"no one can perfectly love god unless he gives up his affection for perishable things...our free will is never so free as when it is a slave to god's will, just as it is never so servile as when it serves our own will." francis de sales
i called my sister from the road. i was barely out of her driveway, but knew i needed her to pray for me. it seemed that my little less than 24 hour getaway was going to cost me.
you see when i called the mister to tell him i was on my way home, he said those words i have to come to learn are usually always loaded, "do you have a minute to talk?"
he proceeded to tell me that our darling 10 year old, the one who does the laundry every week for our family{save the 14 year old who insists on doing his own}tried to wash two, count them two sleeping bags-at the same time. want to guess what happened next? one word: toast. as in our washing machine is toast. burned. gone. wrecked.
it's not that i am tied to my 17 year old washing machine, the one we bought new when we bought our first house. i am sentimental, but i am also cheap. i don't like spending time or money on things that i shouldn't have to and this washing machine was supposed to last a few more years. operative word being supposed.
so here i was driving home, hung over, not from an alcoholic elixir, but from an emotional one. sister and i had stayed up into the wee hours of the morning talking about our shit, like anger and worthiness and love. and just like that i was being put to the test on all of mine.
fortunately i had a two hour buffer before meeting the boy who had slain my washing machine in the name of clean camping equipment. and i had my sister praying for me-and my potential volcano of burning hot anger that could level any community or tender shoot of a boy's soul.
praise be. upon my arrival home, there was barely enough time to make a cup a coffee{remember i only had a few hours sleep} before we were out the door to his basketball game. by that time, i had gained that little nugget of goodness called perspective.
my 3rd boy broke the washing machine. yes. but he did it trying to be helpful. he did it trying to be efficient. he did it because he was trying to serve me. he did it because he was trying to be independent. he did it because he felt comfortable with this gadget that he uses(or sometimes misuses)every monday/tuesday when he washing about 8 loads of laundry for our family.
my anger was gone. the clarity shown like that bright orb in the sky. i was able to see him and his motives and love him and not bowl him over with my need to vent. o, how often my frustration is taken out on my children. too often.

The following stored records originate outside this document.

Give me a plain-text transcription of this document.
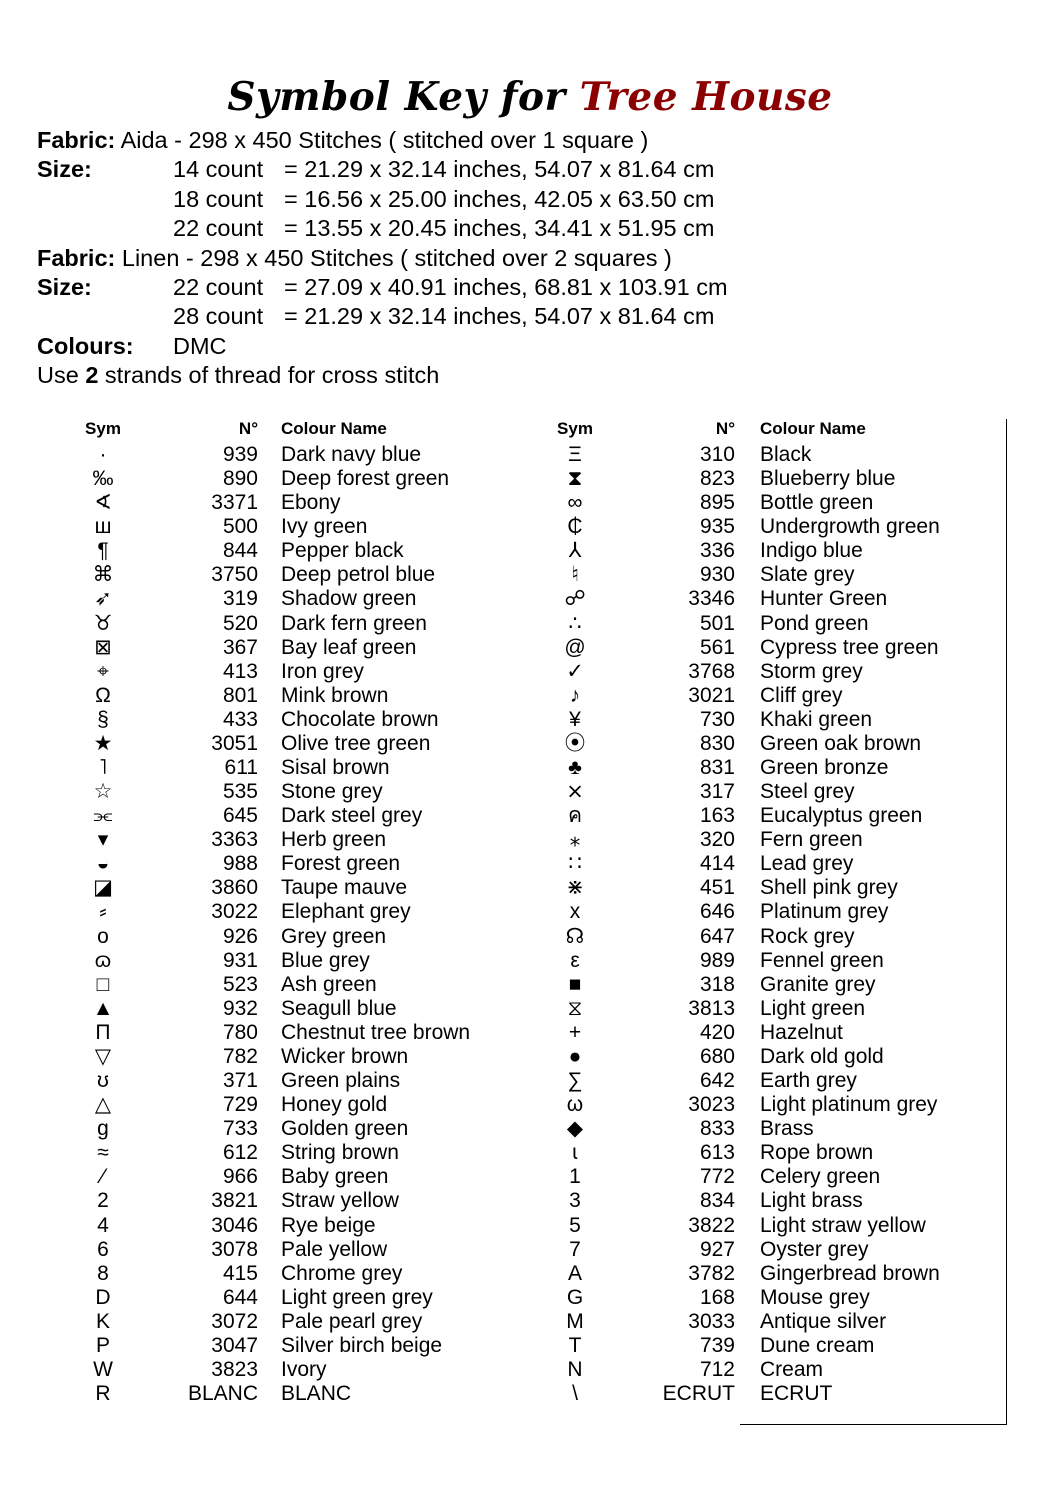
Symbol Key for Tree House
Fabric: Aida - 298 x 450 Stitches ( stitched over 1 square )
Size:	14 count = 21.29 x 32.14 inches, 54.07 x 81.64 cm
18 count = 16.56 x 25.00 inches, 42.05 x 63.50 cm
22 count = 13.55 x 20.45 inches, 34.41 x 51.95 cm
Fabric: Linen - 298 x 450 Stitches ( stitched over 2 squares )
Size:	22 count = 27.09 x 40.91 inches, 68.81 x 103.91 cm
28 count = 21.29 x 32.14 inches, 54.07 x 81.64 cm
Colours: DMC
Use 2 strands of thread for cross stitch
Sym	N° Colour Name
·	939 Dark navy blue
‰	890 Deep forest green
∢	3371 Ebony
ш	500 Ivy green
¶	844 Pepper black
⌘	3750 Deep petrol blue
➶	319 Shadow green
♉	520 Dark fern green
⊠	367 Bay leaf green
⌖	413 Iron grey
Ω	801 Mink brown
§	433 Chocolate brown
★	3051 Olive tree green
˥	611 Sisal brown
☆	535 Stone grey
⫘	645 Dark steel grey
▾	3363 Herb green
◒	988 Forest green
◪	3860 Taupe mauve
⸗	3022 Elephant grey
o	926 Grey green
ɷ	931 Blue grey
□	523 Ash green
▲	932 Seagull blue
Π	780 Chestnut tree brown
▽	782 Wicker brown
ʊ	371 Green plains
△	729 Honey gold
g	733 Golden green
≈	612 String brown
⁄	966 Baby green
2	3821 Straw yellow
4	3046 Rye beige
6	3078 Pale yellow
8	415 Chrome grey
D	644 Light green grey
K	3072 Pale pearl grey
P	3047 Silver birch beige
W	3823 Ivory
R	BLANC BLANC
Sym	N° Colour Name
Ξ	310 Black
⧗	823 Blueberry blue
∞	895 Bottle green
₵	935 Undergrowth green
⅄	336 Indigo blue
♮	930 Slate grey
☍	3346 Hunter Green
∴	501 Pond green
@	561 Cypress tree green
✓	3768 Storm grey
♪	3021 Cliff grey
¥	730 Khaki green
⦿	830 Green oak brown
♣	831 Green bronze
⨯	317 Steel grey
ค	163 Eucalyptus green
⁎	320 Fern green
∷	414 Lead grey
⋇	451 Shell pink grey
x	646 Platinum grey
☊	647 Rock grey
ε	989 Fennel green
■	318 Granite grey
⧖	3813 Light green
+	420 Hazelnut
●	680 Dark old gold
∑	642 Earth grey
ω	3023 Light platinum grey
◆	833 Brass
ɩ	613 Rope brown
1	772 Celery green
3	834 Light brass
5	3822 Light straw yellow
7	927 Oyster grey
A	3782 Gingerbread brown
G	168 Mouse grey
M	3033 Antique silver
T	739 Dune cream
N	712 Cream
\	ECRUT ECRUT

once we settled in on the bleachers, i watched as he played his best game ever. scoring two points. the most ever{this is his first try at basketball. the jury is still out if he'll really take to it}. and i wondered. what would have happened had i not had those two hours to pray and think? what if i had fallen into my old way of allowing my anger to spew onto my kid? would he have played as well? would he have been as confident on the basketball court? would he have had his head in the game? and hear me say, it's not about basketball. it's about life. basketball was just the example i was able to observe.
the day passed and no one mentioned the incident-that-happened-when-mom-was-away-for-19-hours. the mister was off with two of our boys, all day soccer tournaments. by the time 10 pm rolled around, and we were all under the same roof, the washing machine was the LAST thing i wanted to talk about. the mister sweetly kissed me good night and said, "hey, how about you and i go pick out a new washing machine tomorrow?" and another light went off.
then it really dawned on me: nobody had brought up the incident. was this because i hadn't? how often does my anger spread like a wildfire? i fuss at a boy, who either later spews his anger on another brother or becomes the target for more ridicule. o, goodness. how have i been so dense to see how malicious my sin is? up until this morning, i had the notion that my anger was more like a "white knuckle it and pray til it goes away" kind of problem rather than a "pervasive and widespread" one. i always thought i would perhaps see the anger in my sons as fathers, but didn't see it as clearly in the here and now as they are still little sons. and towards their brothers. ah. ha.
perhaps that's why i've had to scold the self righteous oldest boy or calm the tumultuous 10 year old, try to redirect the sometimes over reactionary 7 year old and soothe the 12 year old. gracious me. i am not too quick on the uptake, peeps.
this morning i snuggled in bed reading one of the 4 books i have going. the beginning de sales quote sparkled even more brightly. how often have i allowed perishable things override the eternal? how often has urgent robbed eternity? too often. and here's the thing. i am not even that captivated with perishable stuff. look at my house all filled with my secondhand finds. blood and chocolate strewn about like the pattern of a thrifted kilim rug. our once white walls now bear the fingerprints of our kids and others who frequent our little cottage-in-the-hood. geez.
so my take away on this day, the first day of more daylight, how apropos: perspective can override anger-when you have two hours to think.
just trying to figure it out.
xo,
gf
as a follow up: in case you were wondering how we eventually addressed the broken washing machine with the boy. he accompanied his father to pick out a new one. seemed like a fitting punishment especially seeing how he'll be using it for a few more years-i hope!